Sus ojos color caoba se clavaron en él con una infinidad de sentimientos. Reproche, amor, tristeza, furia. No había manera de expresarlo en palabras o en caricias, porque su mente ya estaba muy dañada para eso. Las manos le temblaron, quizás por frío o por el deseo de ser tomadas con fuerza. ¿Donde estaba su pequeña? La niña que alguna vez había sido suya... ¿qué había pasado con ella?
En primera instancia, no escuchó lo que su marido le decía, ya fuera porque el sonido de las aves al cantar la tenía muy ocupada o porque se había vuelto una persona muy distraída. De cualquier manera, no tuvo mucho tiempo para apreciar cada detalle de su obsequio; la humedad en el ambiente era cada vez más palpable, y las gotas que caían desde la copa de los árboles hasta la piel desnuda de sus brazos la hizo estremecer de frío. ¿A donde se había marchado el sol? Estaba segura de haberlo visto no hacía mucho tiempo. Había probado de su calor y su talento para hacer que todas las cosas a su alrededor brillaran. ¿A donde se había ido? Seguramente, al mismo lugar donde Damien huía cada vez que se despedía de ella. Le lanzó una mirada de reproche, totalmente contradictoria a la dulzura que antes había mostrado por él. Entonces notó algo que hasta el momento le había pasado desapercibido. La melancolía de quien alguna vez fue su amado esposo.
— Damien...
Susurró sin gran convicción, tan bajito que nadie además de los canarios pudieron oírla bajo el aguacero. Él la dirigía hacia el interior con amabilidad y aprensión, quizás porque temía que su relación con la lluvia fuese mucho mejor que con la suya. Era un misterio para ella saber lo que pensaba en el fondo de la bestia. El recuerdo de un gruñido más la hizo temblar, haciendo imposible que ella agradeciera la gentileza con que la trataba. La garganta se le cerró un momento. Lo siguió con lentitud sin apartar la mirada de la mano que sostenía la suya, como algo temible y dulce al mismo tiempo. Adentro fue igual, sino es que más atento. La vieja bruja la hirió un par de veces mientras le secaba el cabello, pero por primera vez, Amelia no hizo ningún comentario al respecto. En realidad, parecía pensativa; su mirada distante y su pálida piel le otorgaba la apariencia de un espectro en la calidez de la sala. Su cabello oscuro y húmedo enmarcaba su rostro con elegancia, incuso cuando la vida la tenía al ras del suelo.

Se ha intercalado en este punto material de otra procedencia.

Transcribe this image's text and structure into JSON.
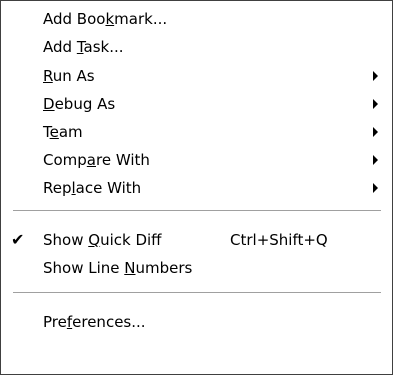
{
  "menu": {
    "items": [
      {
        "label_pre": "Add Boo",
        "label_u": "k",
        "label_post": "mark..."
      },
      {
        "label_pre": "Add ",
        "label_u": "T",
        "label_post": "ask..."
      },
      {
        "label_pre": "",
        "label_u": "R",
        "label_post": "un As"
      },
      {
        "label_pre": "",
        "label_u": "D",
        "label_post": "ebug As"
      },
      {
        "label_pre": "T",
        "label_u": "e",
        "label_post": "am"
      },
      {
        "label_pre": "Comp",
        "label_u": "a",
        "label_post": "re With"
      },
      {
        "label_pre": "Rep",
        "label_u": "l",
        "label_post": "ace With"
      },
      {
        "label_pre": "Show ",
        "label_u": "Q",
        "label_post": "uick Diff",
        "check": "✔",
        "shortcut": "Ctrl+Shift+Q"
      },
      {
        "label_pre": "Show Line ",
        "label_u": "N",
        "label_post": "umbers"
      },
      {
        "label_pre": "Pre",
        "label_u": "f",
        "label_post": "erences..."
      }
    ]
  },
  "icons": {
    "submenu": "submenu-arrow-icon",
    "check": "checkmark-icon"
  },
  "colors": {
    "background": "#ffffff",
    "text": "#000000",
    "border": "#404040",
    "separator": "#a0a0a0"
  }
}
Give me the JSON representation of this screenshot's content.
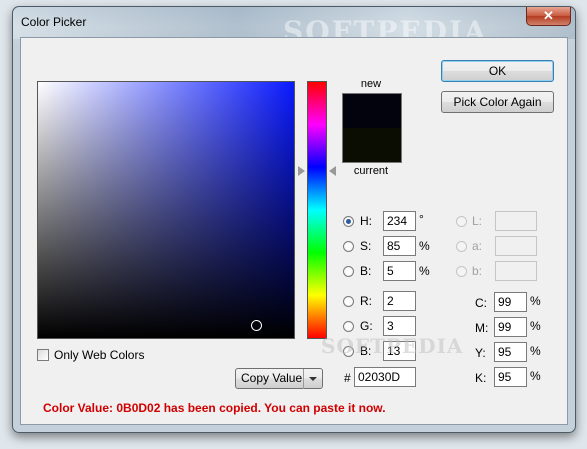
{
  "window": {
    "title": "Color Picker",
    "close_glyph": "✕",
    "watermark": "SOFTPEDIA",
    "watermark_client": "SOFTPEDIA"
  },
  "buttons": {
    "ok_label": "OK",
    "pick_again_label": "Pick Color Again",
    "copy_value_label": "Copy Value"
  },
  "preview": {
    "new_label": "new",
    "current_label": "current",
    "new_color": "#02030D",
    "current_color": "#0B0D02"
  },
  "color_field": {
    "hue_color": "#0a1aff",
    "cursor_s_fraction": 0.85,
    "cursor_b_fraction": 0.05
  },
  "hue_slider": {
    "hue_degrees": 234
  },
  "hsb": {
    "h_label": "H:",
    "h_value": "234",
    "h_unit": "°",
    "s_label": "S:",
    "s_value": "85",
    "s_unit": "%",
    "b_label": "B:",
    "b_value": "5",
    "b_unit": "%"
  },
  "rgb": {
    "r_label": "R:",
    "r_value": "2",
    "g_label": "G:",
    "g_value": "3",
    "b_label": "B:",
    "b_value": "13"
  },
  "lab": {
    "l_label": "L:",
    "l_value": "",
    "a_label": "a:",
    "a_value": "",
    "b_label": "b:",
    "b_value": ""
  },
  "cmyk": {
    "c_label": "C:",
    "c_value": "99",
    "c_unit": "%",
    "m_label": "M:",
    "m_value": "99",
    "m_unit": "%",
    "y_label": "Y:",
    "y_value": "95",
    "y_unit": "%",
    "k_label": "K:",
    "k_value": "95",
    "k_unit": "%"
  },
  "hex": {
    "hash_label": "#",
    "value": "02030D"
  },
  "web_colors": {
    "label": "Only Web Colors",
    "checked": false
  },
  "status_message": "Color Value: 0B0D02 has been copied. You can paste it now."
}
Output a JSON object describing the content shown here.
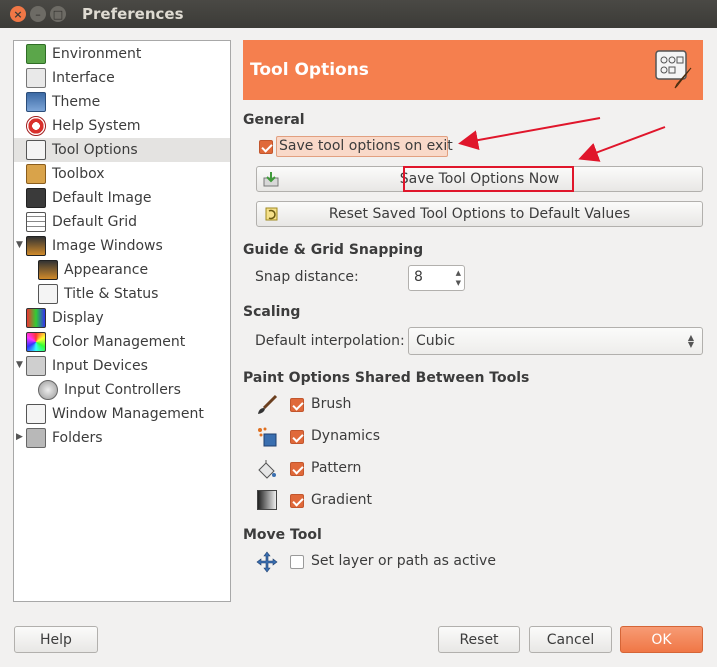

Frunció el entrecejo levemente, siendo esta la única señal de vida en su cuerpo. Ni siquiera le brillaban los ojos, como minutos antes sucedía. Sus recuerdos la invadían sin piedad, golpeándola con miedo, tristeza y desolación. Damien la había abandonado ahí. Se sentía sola cada noche que encontraba el frío de las sabanas, e incluso en ese momento, cuando el crujir de la madera en la chimenea le confería calor a su regazo, tenía la piel erizada. Dio un respingo cuando la mano del hombre a su lado se posó sobre la suya, siendo muy desconcertante que aun pudiera reaccionar a él de esa forma. Sus pensamientos la agobiaban, y aunque una parte de ella tenía la tentación de arrojar la cabeza de su esposo al fuego, tan solo preguntó:
— ¿Donde está Imogen?
Sus ojos color caoba se clavaron en él con una infinidad de sentimientos. Reproche, amor, tristeza, furia. No había manera de expresarlo en palabras o en caricias, porque su mente ya estaba muy dañada para eso. Las manos le temblaron, quizás por frío o por el deseo de ser tomadas con fuerza. ¿Donde estaba su pequeña? La niña que alguna vez había sido suya... ¿qué había pasado con ella?